What becomes really interesting in this chapter are all the anachronistic interpolations. The NRSV puts these in parentheses and the NCT puts dashes before and after. In both cases, it’s to indicate that these are digressions from the main narrative, but also that they “post-date” Moses by quite a lot. Verses 10-12 and 20-23 seem to assume that the Israelites are already in control of Canaan, which they likely were when this was written. The NOAB pointed to these inconsistencies and noted that Medieval Jewish commentators had concluded from them that, while the Torah (i.e. the Law) was revealed to Moses, he didn’t write these exact books himself.
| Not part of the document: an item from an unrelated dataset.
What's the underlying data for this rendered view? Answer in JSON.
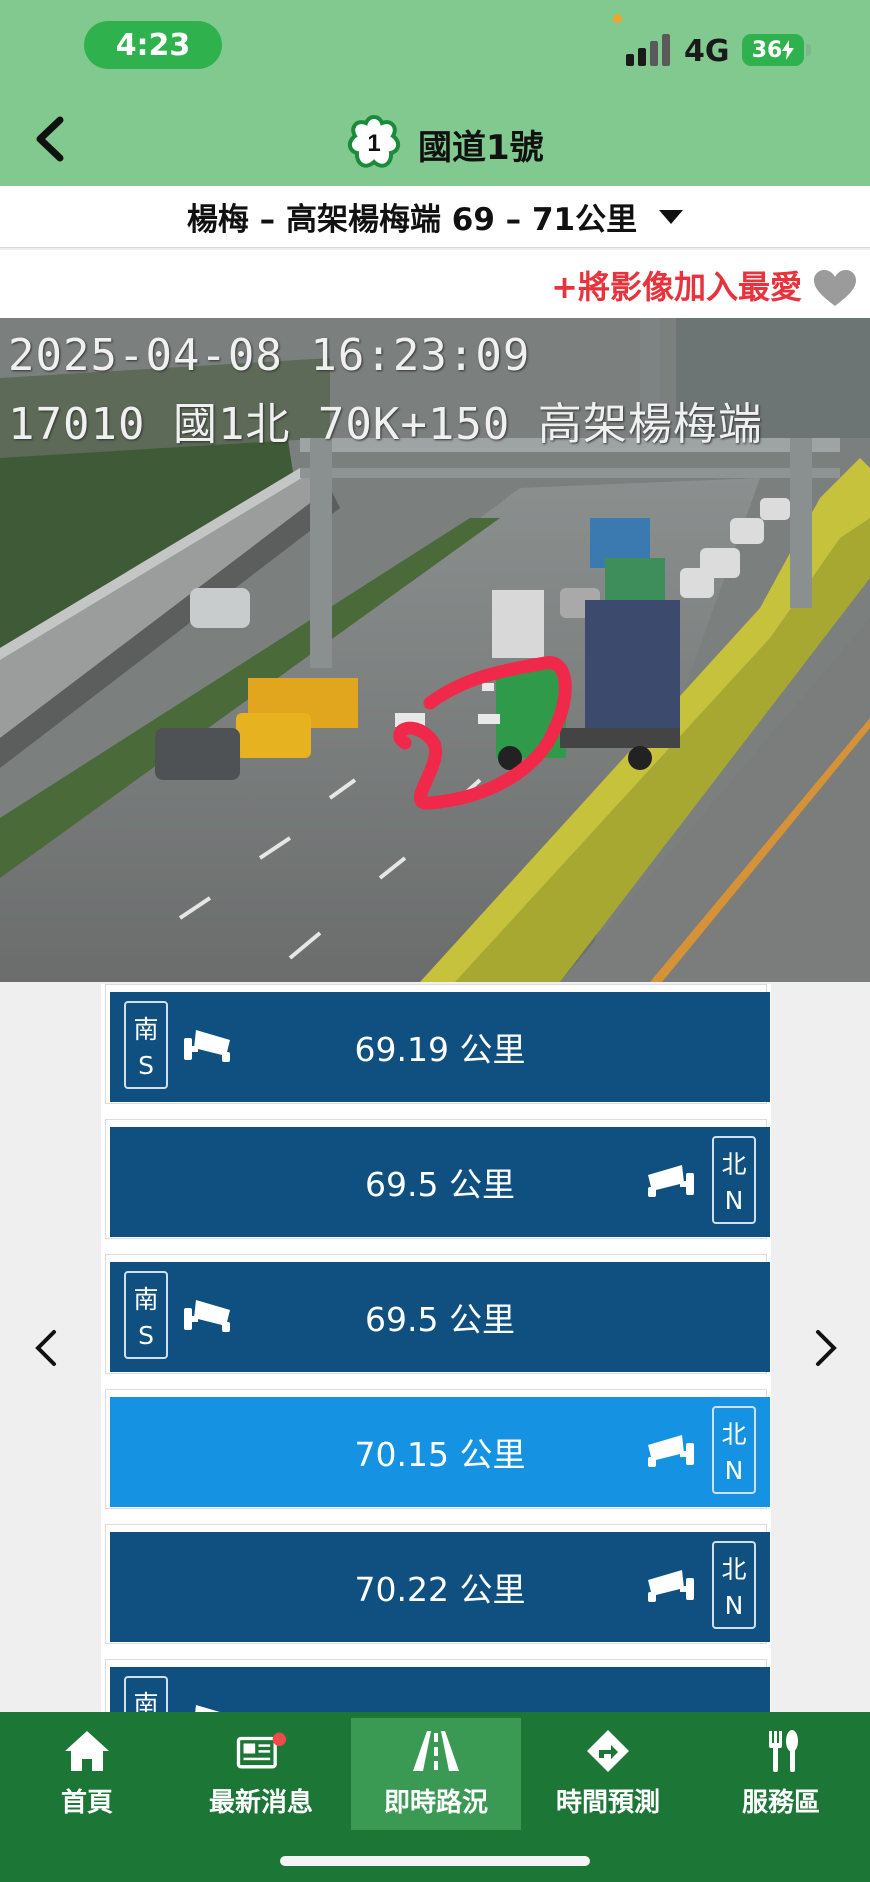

Would someone please tell that to the people who wrote the stupid textbook I had to use teaching Old Testament at a community college here in Kansas?
These digressions aren’t just fun for bashing holes in the notion that Moses wrote the Pentateuch. They also talk a lot about those giants who supposedly died in the flood but didn’t because their descendents are still hanging around in Canaan. The Hebrews call them Rephaim and Anakim, but the Moabites call them Emim and the Ammonites call them Zamzummim. Could the other tribes surrounding the Israelites have had similar stories of giants who roamed the land before them?
These interpolations also say that God has been doing this shuffle of people for a long time before the Israelites. God destroyed the giants so that the Ammonites could “settle in their place” (v 21), which is the same thing he did for the Edomites with the Horites and the Avvim with the Caphtorites (v 22-23).
So here God isn’t just the deity of the Israelites, he is the supreme deity who has been working with other nations as well. I’ve read ahead a little to chapter 4, which outlines why the Israelites are really special, because it’s not that they’ve been given a land of their own; God has done that before. Some of these lands are strictly off-limits to the Israelites as well, presumably because God intends them for other people.
God is also hardening people’s hearts again. While in Numbers, King Sihon of the Ammonites deserves to lose his land because he doesn’t let the Israelites pass through peacefully, in Deuteronomy his decision is all part of God’s plan to make the Israelites look awesome (v 25). Perhaps the author of this prologue was also the editor of the portions of Exodus that place God in control as well?
Again, while maybe King Sihon deserved to be defeated, that doesn’t seem to justify the complete extermination of his people. And while this may not be a historical event, it is troubling how much the author feels that this is the right thing to do – that this is what should have happened. I feel like I’m repeating myself, but I don’t want to let these troubling passages just slip by my attention. This kind of genocide is wrong, and I need to grapple with them head-on, not just sweep them under the rug like many Christians prefer.
The Japanese: idomu “to challenge, to tempt, to venture” (v 5), kyoui “threat, menace” (v 25), yuukou shisetsu “goodwill envoy” (v 26), kyoka suru “to admit, to permit” (v 29), goujou “stubborn, obstinate” (v 30), kahan “riverside,” ochiiru “to fall into” (v 36).